- Mais!... Il n'y a que des hommes!!
Elle a raison. Il n'y a que des hommes. Treize d'entre eux, plus un enfant de sexe mâle, ce qui fait presque quatorze. Alain Daniel, le directeur de l'hôpital, bien calé dans son fauteuil, un peu de guingois, la tête appuyée au dossier affiche un sourire satisfait. C'est bon signe. Les sept autres participants qui sont avec lui ont l'air contents eux aussi. Il y a là deux ou trois directeurs adjoints, les deux directrices des soins, probablement un comptable, et la jeune femme qui voit des hommes partout, une infirmière en chef ou quelque chose comme ça.

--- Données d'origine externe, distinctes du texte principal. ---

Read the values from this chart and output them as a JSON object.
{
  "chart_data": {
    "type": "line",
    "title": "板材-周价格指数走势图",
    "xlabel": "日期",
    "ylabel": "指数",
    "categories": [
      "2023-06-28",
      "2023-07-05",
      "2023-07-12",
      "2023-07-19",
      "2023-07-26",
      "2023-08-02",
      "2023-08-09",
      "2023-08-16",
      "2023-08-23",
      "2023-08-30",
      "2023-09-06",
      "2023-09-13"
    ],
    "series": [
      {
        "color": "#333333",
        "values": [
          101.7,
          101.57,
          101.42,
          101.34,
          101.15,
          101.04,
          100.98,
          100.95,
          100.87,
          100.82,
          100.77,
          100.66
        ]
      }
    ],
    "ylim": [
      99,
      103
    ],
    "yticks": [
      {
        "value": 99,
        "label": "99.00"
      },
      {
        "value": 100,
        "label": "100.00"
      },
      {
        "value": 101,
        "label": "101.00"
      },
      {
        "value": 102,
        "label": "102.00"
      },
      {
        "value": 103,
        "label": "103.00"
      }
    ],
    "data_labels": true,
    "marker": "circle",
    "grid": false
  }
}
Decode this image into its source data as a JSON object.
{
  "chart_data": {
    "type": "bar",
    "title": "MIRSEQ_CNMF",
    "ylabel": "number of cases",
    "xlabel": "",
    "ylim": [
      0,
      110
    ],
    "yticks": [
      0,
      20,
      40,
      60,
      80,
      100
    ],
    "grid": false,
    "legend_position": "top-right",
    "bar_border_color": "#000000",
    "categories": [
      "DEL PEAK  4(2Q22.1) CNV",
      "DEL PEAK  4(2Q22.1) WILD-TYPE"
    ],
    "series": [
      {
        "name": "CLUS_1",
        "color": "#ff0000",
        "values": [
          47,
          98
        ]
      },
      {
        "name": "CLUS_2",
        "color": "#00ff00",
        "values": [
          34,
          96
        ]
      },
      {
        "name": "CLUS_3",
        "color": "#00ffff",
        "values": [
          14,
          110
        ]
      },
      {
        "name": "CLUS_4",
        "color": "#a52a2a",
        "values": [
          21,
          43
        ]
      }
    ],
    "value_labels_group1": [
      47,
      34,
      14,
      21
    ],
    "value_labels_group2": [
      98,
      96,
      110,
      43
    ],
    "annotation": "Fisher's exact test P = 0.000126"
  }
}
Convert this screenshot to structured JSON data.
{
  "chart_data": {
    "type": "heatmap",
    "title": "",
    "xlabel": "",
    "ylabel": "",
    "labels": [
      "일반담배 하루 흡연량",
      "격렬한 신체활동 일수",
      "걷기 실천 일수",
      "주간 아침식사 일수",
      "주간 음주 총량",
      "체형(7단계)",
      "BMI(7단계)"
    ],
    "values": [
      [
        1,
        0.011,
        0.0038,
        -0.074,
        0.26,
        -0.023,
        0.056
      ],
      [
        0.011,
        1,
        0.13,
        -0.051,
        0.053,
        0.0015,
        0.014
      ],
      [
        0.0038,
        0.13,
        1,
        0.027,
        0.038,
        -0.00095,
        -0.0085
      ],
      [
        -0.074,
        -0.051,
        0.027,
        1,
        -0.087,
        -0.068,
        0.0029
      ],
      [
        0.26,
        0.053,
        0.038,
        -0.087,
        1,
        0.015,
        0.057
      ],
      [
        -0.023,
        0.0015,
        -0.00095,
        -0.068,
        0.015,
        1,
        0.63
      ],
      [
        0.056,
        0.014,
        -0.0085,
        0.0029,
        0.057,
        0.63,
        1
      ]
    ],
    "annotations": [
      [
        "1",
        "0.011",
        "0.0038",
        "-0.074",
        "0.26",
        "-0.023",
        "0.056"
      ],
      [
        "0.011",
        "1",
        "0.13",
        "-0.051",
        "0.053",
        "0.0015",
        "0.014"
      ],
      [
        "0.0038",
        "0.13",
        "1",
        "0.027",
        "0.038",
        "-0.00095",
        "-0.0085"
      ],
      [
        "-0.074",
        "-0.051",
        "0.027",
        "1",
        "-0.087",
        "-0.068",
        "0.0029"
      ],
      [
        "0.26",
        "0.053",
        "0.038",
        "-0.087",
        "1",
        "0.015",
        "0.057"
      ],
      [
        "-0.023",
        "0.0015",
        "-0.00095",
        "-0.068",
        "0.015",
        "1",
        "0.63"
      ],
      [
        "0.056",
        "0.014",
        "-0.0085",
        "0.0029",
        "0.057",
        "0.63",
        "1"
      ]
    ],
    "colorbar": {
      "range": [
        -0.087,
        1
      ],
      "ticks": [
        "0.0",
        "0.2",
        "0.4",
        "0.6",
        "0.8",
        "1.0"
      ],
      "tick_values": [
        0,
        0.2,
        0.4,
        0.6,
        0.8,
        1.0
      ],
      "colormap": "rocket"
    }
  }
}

- Le vrai tableau fera quelle taille?
- 2 mètres cinquante sur 1 mètre vingt-cinq
Alain Daniel hoche la tête en mesurant le mur du regard. La salle de réunion qui jouxte son bureau n'est pas très grande et le mur du fond ne fait pas beaucoup plus de trois mètres. Le tableau va donc occuper presque toute la surface. Lorsqu'il avait évoqué la possibilité de le décorer on avait tout d'abord pensé à accrocher plusieurs petits tableaux, peut-être une série de scènes de Mayotte puisqu'il aime bien les scènes de Mayotte et que telle était son idée de départ. Lorsque j'ai vu la salle de réunion j'ai tout de suite pensé occuper tout le mur du fond parce qu'un grand tableau transforme véritablement l'espace d'une petite pièce, tandis que des petits formats se contenteraient de l'habiller, plus ou moins bien, façon cache-misère. Lorsqu'il occupe tout un mur un grand tableau joue à peu près le rôle d'une bibliothèque ou d'un vaisselier; il a la présence d'un meuble. Et je ne suis pas mécontent lorsque mes tableaux ont la présence d'un meuble.
-Moi j'aime bien, dit le directeur.
Ses collaborateurs aussi semble-t-il, qui sourient et rêvassent en parcourant ma maquette.
- Mais!... Il n'y a que des hommes!!!
Quelques têtes se tournent vers la nouvelle jeune chef, quelques sourcils se froncent. La jeune chef regarde à droite, à gauche, en quête d'un soutien, puis me fixe d'un air sévère. Elle vient à peine d'arriver, me dira-t-on plus tard. Directement de Lyon, premier séjour Outre-mer, une pointure dans sa discipline, j'ai oublié laquelle, réanimation peut-être, pleine d'énergie, de dynamisme, venue à Mayotte pour faire avancer les choses, qui en ont bien besoin, et faire avancer les choses ça veut aussi dire que les femmes sont les égales des hommes, c'est vrai ça, supérieures même dans bien des secteurs s'il faut en croire la rumeur, qu'elles ont donc leur place, toute leur place toujours et partout et dans cette maquette il n'y a que des hommes. Il y a donc quelque chose qui ne va pas.
- Tu nous fais ça quand?
- Je vous le promets pour dans trois mois.
- Très bien; je suis d'accord.
L'assistance se détend, des gorges se raclent, des épaules se relâchent, des postérieurs s'ébrouent, des compliments et des questions surgissent; vous avez fait la mer et je ne vois pas de bateau?! Ah si on voit une pirogue! Mais elle est loin! Vous allez peindre à l'huile? Sur toile ou sur panneau? Vous avez déjà fait le dessin? Vous peignez d'après photos? Ces hommes, vous les connaissez? C'est un vulé? Ils grillent quoi? Des mabawas? La plage, c'est où? Je vois le mont Choungui mais à droite je ne reconnais pas. Vous allez faire quoi de la maquette?
Et moi, je suis sur un nuage. Je n'écoute presque plus. Je suis béat, enchanté, heureux. Tout le monde il est beau tout le monde il est gentil. Même Alain Daniel que je trouvais jusqu'à ce jour un peu froid, un peu distant, un peu raide,un peu coincé pour tout dire, quel grand administrateur ne l'est pas, voilà qu'il manifeste tous les symptômes d'un homme de goût.J'avais mésestimé un individu charmant et assurément d'une grande intelligence. La preuve, ma maquette est acceptée, mon tableau va voir le jour. Et pas n'importe quel tableau. Un tableau dont je rêve depuis que j'ai commencé à dessiner, il y a de ça presque trente ans.
- Mais!... Il n'y a que des hommes!!!!